= Antonia Albert =

Austrian economist

Antonia Albert (born ) is an Austrian business economist and entrepreneur. In 2015, she co-founded the startup Careship in Berlin, Germany as an online marketplace for in-home senior care. Albert helped raise $4 million in investor funding in 2017, and an additional $6 million in 2018. Careship has expanded to the state of North Rhine-Westphalia as well as the cities of Hamburg, Dusseldorf and Frankfurt.

== Careship ==
When Albert's grandmother became sick in 2014, her family had great difficulty finding a suitable caregiver. In response, she co-founded the startup Careship with her brother Nikolaus Albert to create a virtual marketplace for in-home senior care. Careship uses an online “matchmaking algorithm” to connect families needing senior care with qualified self-employed caregivers. Caregivers can help with common tasks such as cooking, shopping and cleaning. On the platform, caregivers set their own price and Careship handles billing and coordinating insurance payments.

Albert and her brother raised $4 million in investor funding for Careship in 2017, and an additional $6 million in 2018. The marketplace was initially only offered in Berlin but has expanded to the state of North Rhine-Westphalia as well as the cities of Hamburg, Dusseldorf and Frankfurt. They would like to expand into Austria in 2018.
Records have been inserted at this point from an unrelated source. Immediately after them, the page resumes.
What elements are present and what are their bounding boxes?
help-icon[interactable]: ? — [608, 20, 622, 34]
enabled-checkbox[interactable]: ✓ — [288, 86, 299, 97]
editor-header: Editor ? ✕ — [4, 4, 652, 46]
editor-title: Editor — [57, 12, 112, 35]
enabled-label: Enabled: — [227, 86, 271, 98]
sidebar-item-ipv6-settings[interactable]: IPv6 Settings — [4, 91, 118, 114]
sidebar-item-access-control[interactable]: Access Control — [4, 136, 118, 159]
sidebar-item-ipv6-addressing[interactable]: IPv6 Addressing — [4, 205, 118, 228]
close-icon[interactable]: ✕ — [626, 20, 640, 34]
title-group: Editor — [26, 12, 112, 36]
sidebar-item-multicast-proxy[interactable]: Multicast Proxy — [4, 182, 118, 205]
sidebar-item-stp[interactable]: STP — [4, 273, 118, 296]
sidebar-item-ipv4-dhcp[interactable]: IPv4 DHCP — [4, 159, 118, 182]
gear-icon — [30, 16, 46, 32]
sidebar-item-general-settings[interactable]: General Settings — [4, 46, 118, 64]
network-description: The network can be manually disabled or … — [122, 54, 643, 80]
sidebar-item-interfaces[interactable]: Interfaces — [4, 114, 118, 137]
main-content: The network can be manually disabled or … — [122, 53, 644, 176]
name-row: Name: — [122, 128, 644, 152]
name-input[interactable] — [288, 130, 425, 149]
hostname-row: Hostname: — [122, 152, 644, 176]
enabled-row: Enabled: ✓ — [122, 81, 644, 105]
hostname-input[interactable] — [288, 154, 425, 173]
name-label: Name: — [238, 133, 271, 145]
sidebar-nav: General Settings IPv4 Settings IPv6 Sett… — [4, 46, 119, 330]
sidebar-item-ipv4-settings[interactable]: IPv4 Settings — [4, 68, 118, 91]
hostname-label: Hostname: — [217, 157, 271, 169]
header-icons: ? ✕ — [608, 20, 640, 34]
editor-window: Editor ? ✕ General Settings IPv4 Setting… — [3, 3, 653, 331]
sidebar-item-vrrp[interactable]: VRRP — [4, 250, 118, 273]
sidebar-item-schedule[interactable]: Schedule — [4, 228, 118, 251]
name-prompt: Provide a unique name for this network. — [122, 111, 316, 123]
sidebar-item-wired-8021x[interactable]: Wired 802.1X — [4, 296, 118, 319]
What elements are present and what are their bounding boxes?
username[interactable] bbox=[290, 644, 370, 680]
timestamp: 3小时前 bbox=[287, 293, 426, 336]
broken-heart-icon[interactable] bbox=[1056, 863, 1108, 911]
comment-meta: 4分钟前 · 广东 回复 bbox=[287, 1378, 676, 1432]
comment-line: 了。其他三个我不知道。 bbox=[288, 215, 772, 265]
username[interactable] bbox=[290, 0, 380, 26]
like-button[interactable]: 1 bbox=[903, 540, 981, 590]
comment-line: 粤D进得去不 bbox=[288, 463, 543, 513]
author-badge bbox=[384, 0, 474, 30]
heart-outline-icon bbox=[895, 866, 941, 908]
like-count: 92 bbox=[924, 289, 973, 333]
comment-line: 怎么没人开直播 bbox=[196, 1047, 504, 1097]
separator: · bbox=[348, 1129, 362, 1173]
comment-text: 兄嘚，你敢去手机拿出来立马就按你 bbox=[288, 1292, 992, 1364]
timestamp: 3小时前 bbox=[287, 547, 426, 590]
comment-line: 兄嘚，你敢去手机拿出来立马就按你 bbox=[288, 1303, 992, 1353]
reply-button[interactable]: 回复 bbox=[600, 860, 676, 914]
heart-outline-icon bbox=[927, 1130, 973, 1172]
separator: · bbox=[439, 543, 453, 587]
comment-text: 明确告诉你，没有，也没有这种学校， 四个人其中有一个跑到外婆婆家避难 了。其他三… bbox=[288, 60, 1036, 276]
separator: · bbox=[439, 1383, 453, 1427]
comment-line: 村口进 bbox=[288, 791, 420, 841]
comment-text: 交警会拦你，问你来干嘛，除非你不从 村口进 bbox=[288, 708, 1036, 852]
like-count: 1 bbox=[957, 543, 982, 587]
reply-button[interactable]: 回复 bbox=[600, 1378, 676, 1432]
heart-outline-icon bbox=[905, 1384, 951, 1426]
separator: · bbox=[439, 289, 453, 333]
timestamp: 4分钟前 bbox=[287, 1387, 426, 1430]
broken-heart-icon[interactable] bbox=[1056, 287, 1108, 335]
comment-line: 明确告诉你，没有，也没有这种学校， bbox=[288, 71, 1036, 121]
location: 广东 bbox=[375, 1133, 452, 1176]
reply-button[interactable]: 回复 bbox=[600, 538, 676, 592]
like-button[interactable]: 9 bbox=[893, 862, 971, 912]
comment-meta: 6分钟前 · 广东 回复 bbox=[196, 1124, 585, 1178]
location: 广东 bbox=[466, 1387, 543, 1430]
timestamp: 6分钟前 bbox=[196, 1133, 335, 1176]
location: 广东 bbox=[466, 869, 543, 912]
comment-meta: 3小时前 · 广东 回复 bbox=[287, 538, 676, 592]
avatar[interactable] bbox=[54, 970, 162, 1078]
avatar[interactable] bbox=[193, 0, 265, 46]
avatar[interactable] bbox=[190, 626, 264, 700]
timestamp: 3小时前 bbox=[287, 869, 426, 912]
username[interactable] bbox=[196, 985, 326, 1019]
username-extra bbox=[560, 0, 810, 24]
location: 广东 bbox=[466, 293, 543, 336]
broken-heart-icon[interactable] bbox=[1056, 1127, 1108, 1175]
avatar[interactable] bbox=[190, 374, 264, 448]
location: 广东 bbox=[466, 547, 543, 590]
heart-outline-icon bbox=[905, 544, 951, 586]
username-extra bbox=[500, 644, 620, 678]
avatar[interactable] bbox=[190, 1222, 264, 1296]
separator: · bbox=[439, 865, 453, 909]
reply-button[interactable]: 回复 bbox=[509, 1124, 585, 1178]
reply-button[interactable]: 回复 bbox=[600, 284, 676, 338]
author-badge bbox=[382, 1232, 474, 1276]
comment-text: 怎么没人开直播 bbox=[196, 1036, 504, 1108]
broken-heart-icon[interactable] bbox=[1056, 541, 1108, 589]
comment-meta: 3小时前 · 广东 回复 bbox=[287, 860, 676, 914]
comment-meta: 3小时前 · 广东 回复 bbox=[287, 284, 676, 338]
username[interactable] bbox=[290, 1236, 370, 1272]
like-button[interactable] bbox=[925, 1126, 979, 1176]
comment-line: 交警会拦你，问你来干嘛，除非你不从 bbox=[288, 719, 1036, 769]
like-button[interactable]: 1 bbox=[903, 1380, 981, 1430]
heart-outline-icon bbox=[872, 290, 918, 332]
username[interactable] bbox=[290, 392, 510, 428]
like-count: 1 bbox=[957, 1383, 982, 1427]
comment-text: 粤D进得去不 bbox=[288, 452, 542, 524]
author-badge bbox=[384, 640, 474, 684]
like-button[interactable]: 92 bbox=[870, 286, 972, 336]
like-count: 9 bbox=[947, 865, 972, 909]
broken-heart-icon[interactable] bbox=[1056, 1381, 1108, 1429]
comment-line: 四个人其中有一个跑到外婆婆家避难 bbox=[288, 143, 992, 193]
The business model used by Careship and similar services is controversial. Product testing organization Stiftung Warentest examined cleaning services in October 2014 and came to the conclusion that the service matched the online promise only in four out of ten cases.

== Biography ==
Albert is from Vienna, Austria. She studied business administration in the Netherlands and Switzerland, receiving a BSc in International Business Administration in 2012 and a MSc in Strategic Management in 2013. Before co-founding Careship with her brother, she worked as a business economist for internet holding company Rocket Internet. Antonia was voted one of the 100 most Inspiring Women 2015 by BBC and was included on the 2018 Forbes "30 Under 30" list.